The for-profit FC Cincinnati is close to finalizing a deal with Cincinnati for public dollars to help fund a new soccer stadium as it pursues a major league soccer franchise.
The recently announced financing plan for the roughly $212 million project will be presented to Cincinnati City Council’s budget and finance committee on Monday.
A memorandum of understanding released on Wednesday outlined the city’s $34.8 million commitment to the project. The funds would go toward infrastructure costs such as site preparation and the construction of 750 new parking spaces. The parking would be in addition to a 1,000-space garage that Hamilton County has agreed to build off Central Parkway at the northeast corner of the stadium site.
About $25 million will come from bonds secured by the city’s share of county hotel tax revenue and tax increment financing.
The bonds would be issued through the Greater Cincinnati Redevelopment Authority. The city plans to provide roughly $6.3 million from the sale of the Blue Ash airport and about $2.5 million would come directly from the city’s fiscal 2019 budget.
The team would cover the costs for the stadium construction and lease the stadium from the authority for a term of 30 years.

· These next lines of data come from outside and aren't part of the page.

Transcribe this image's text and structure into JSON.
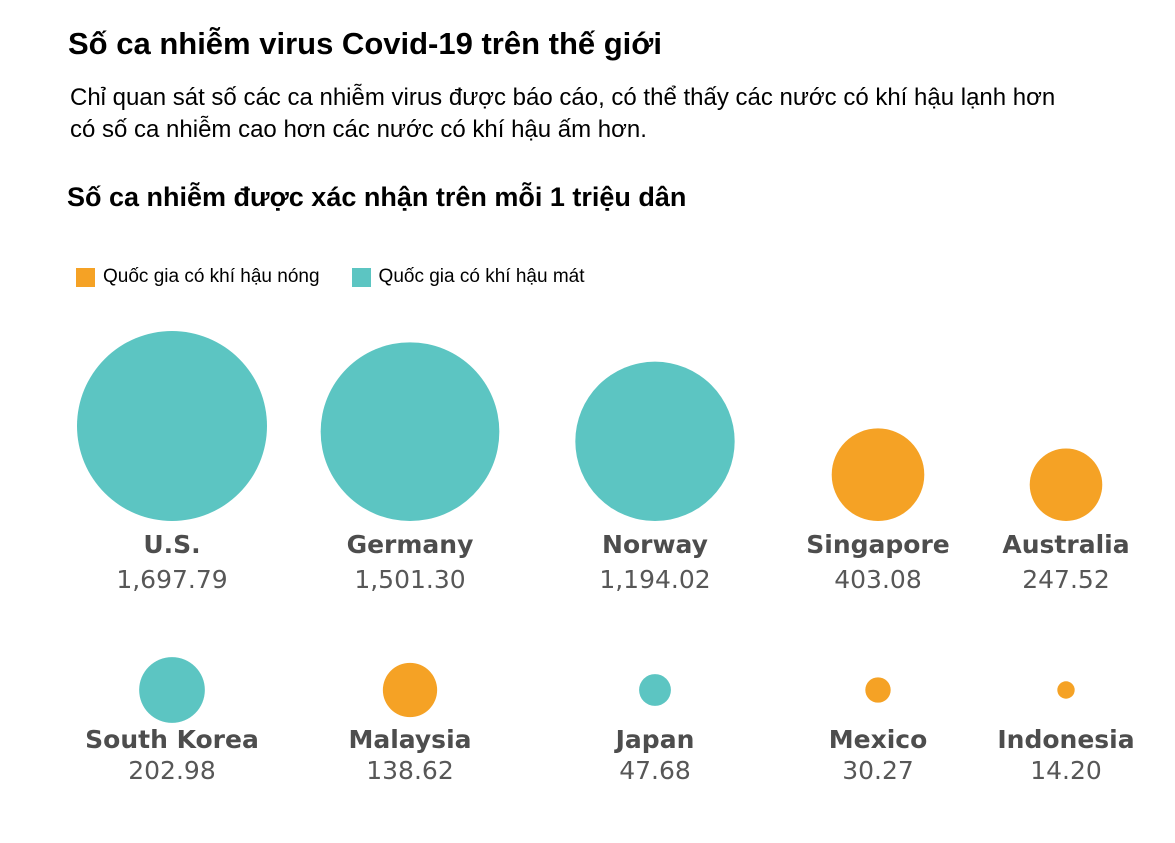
{
  "title": "Số ca nhiễm virus Covid-19 trên thế giới",
  "subtitle": "Chỉ quan sát số các ca nhiễm virus được báo cáo, có thể thấy các nước có khí hậu lạnh hơn có số ca nhiễm cao hơn các nước có khí hậu ấm hơn.",
  "chart_data": {
    "type": "bubble",
    "title": "Số ca nhiễm được xác nhận trên mỗi 1 triệu dân",
    "legend": {
      "placement": "top-left",
      "items": [
        {
          "key": "hot",
          "label": "Quốc gia có khí hậu nóng",
          "color": "#f5a225"
        },
        {
          "key": "cool",
          "label": "Quốc gia có khí hậu mát",
          "color": "#5cc5c2"
        }
      ]
    },
    "countries": [
      {
        "name": "U.S.",
        "value": 1697.79,
        "label": "1,697.79",
        "climate": "cool"
      },
      {
        "name": "Germany",
        "value": 1501.3,
        "label": "1,501.30",
        "climate": "cool"
      },
      {
        "name": "Norway",
        "value": 1194.02,
        "label": "1,194.02",
        "climate": "cool"
      },
      {
        "name": "Singapore",
        "value": 403.08,
        "label": "403.08",
        "climate": "hot"
      },
      {
        "name": "Australia",
        "value": 247.52,
        "label": "247.52",
        "climate": "hot"
      },
      {
        "name": "South Korea",
        "value": 202.98,
        "label": "202.98",
        "climate": "cool"
      },
      {
        "name": "Malaysia",
        "value": 138.62,
        "label": "138.62",
        "climate": "hot"
      },
      {
        "name": "Japan",
        "value": 47.68,
        "label": "47.68",
        "climate": "cool"
      },
      {
        "name": "Mexico",
        "value": 30.27,
        "label": "30.27",
        "climate": "hot"
      },
      {
        "name": "Indonesia",
        "value": 14.2,
        "label": "14.20",
        "climate": "hot"
      }
    ]
  }
}
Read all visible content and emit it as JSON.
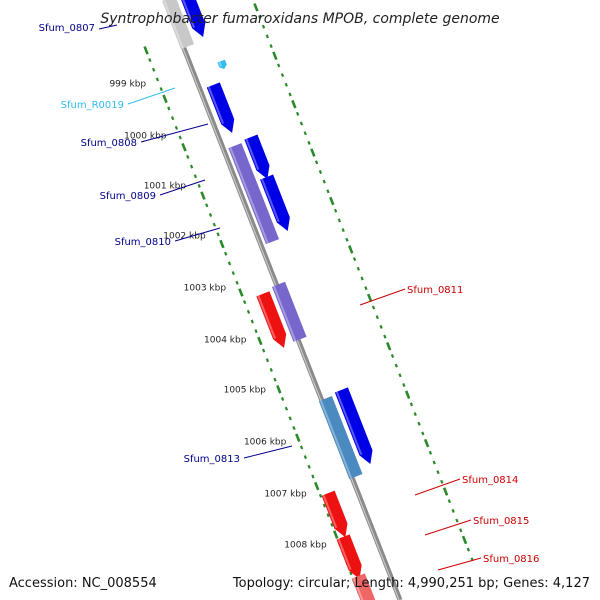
{
  "title": "Syntrophobacter fumaroxidans MPOB, complete genome",
  "footer": {
    "accession": "Accession: NC_008554",
    "topology": "Topology: circular; Length: 4,990,251 bp; Genes: 4,127"
  },
  "colors": {
    "backbone": "#8a8a8a",
    "tick": "#2a8a2a",
    "forward_cds": "#0000e6",
    "reverse_cds": "#ee1111",
    "other_gene": "#7766cc",
    "rna": "#33bbee",
    "pseudo": "#4a8ac0",
    "label_forward": "#00008b",
    "label_reverse": "#cc0000",
    "label_rna": "#33bbee"
  },
  "kbp_labels": [
    "999 kbp",
    "1000 kbp",
    "1001 kbp",
    "1002 kbp",
    "1003 kbp",
    "1004 kbp",
    "1005 kbp",
    "1006 kbp",
    "1007 kbp",
    "1008 kbp"
  ],
  "gene_labels": [
    {
      "text": "Sfum_0807",
      "side": "left",
      "kind": "forward"
    },
    {
      "text": "Sfum_R0019",
      "side": "left",
      "kind": "rna"
    },
    {
      "text": "Sfum_0808",
      "side": "left",
      "kind": "forward"
    },
    {
      "text": "Sfum_0809",
      "side": "left",
      "kind": "forward"
    },
    {
      "text": "Sfum_0810",
      "side": "left",
      "kind": "forward"
    },
    {
      "text": "Sfum_0811",
      "side": "right",
      "kind": "reverse"
    },
    {
      "text": "Sfum_0813",
      "side": "left",
      "kind": "forward"
    },
    {
      "text": "Sfum_0814",
      "side": "right",
      "kind": "reverse"
    },
    {
      "text": "Sfum_0815",
      "side": "right",
      "kind": "reverse"
    },
    {
      "text": "Sfum_0816",
      "side": "right",
      "kind": "reverse"
    }
  ]
}
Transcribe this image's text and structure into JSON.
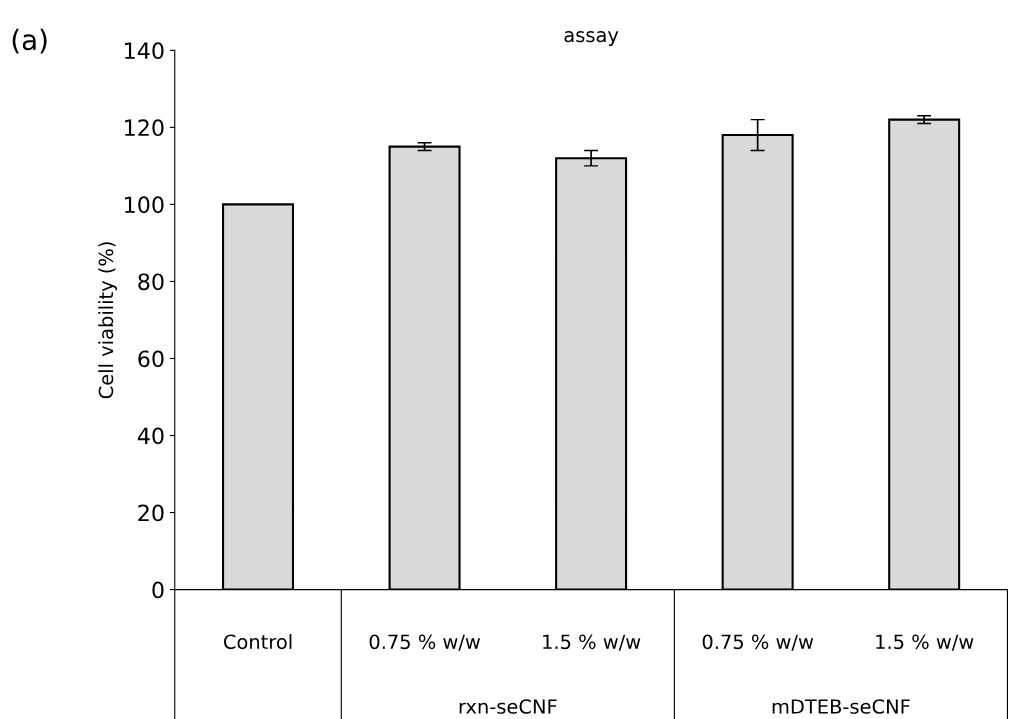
{
  "chart_data": {
    "type": "bar",
    "title": "assay",
    "ylabel": "Cell viability (%)",
    "categories": [
      "Control",
      "0.75 % w/w",
      "1.5 % w/w",
      "0.75 % w/w",
      "1.5 % w/w"
    ],
    "values": [
      100,
      115,
      112,
      118,
      122
    ],
    "errors": [
      null,
      1,
      2,
      4,
      1
    ],
    "color": "#d9d9d9",
    "ylim": [
      0,
      140
    ],
    "yticks": [
      0,
      20,
      40,
      60,
      80,
      100,
      120,
      140
    ],
    "grid": false,
    "legend": false,
    "annotations": [
      "(a)",
      "rxn-seCNF",
      "mDTEB-seCNF"
    ]
  }
}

With authority ownership of the stadium, FC Cincinnati will receive an exemption on millions of dollars in taxes over the years, including sales tax for building materials and some property taxes.
Congress, looking for ways to offset the effects of lower tax rates, considered eliminating tax exempt stadium finance in the new federal tax bill. The provision didn't make it into the final bill, which took effect this year.
Hamilton County Commissioner Chris Monzel questioned the use of public money to fund the FC Cincinnati stadium project. “Hamilton County already has two sports stadiums,” Monzel told Cincinnati local news channel WCPO. “We don’t need another.” Monzel could not be reached for comment.
The county already owns Great American Ball Park where Major League Baseball's Cincinnati Reds play and Paul Brown Stadium, home of the National Football League's Bengals. Both stadiums are funded with proceeds from a half-cent sales tax increase approved by county voters in 1996.
The plan also calls for FC Cincinnati to pay Cincinnati Public Schools about $25 million over 30 years and build the district a new stadium in exchange for land currently occupied by Taft High School’s Stargel Stadium. The CPS board approved the deal on Tuesday.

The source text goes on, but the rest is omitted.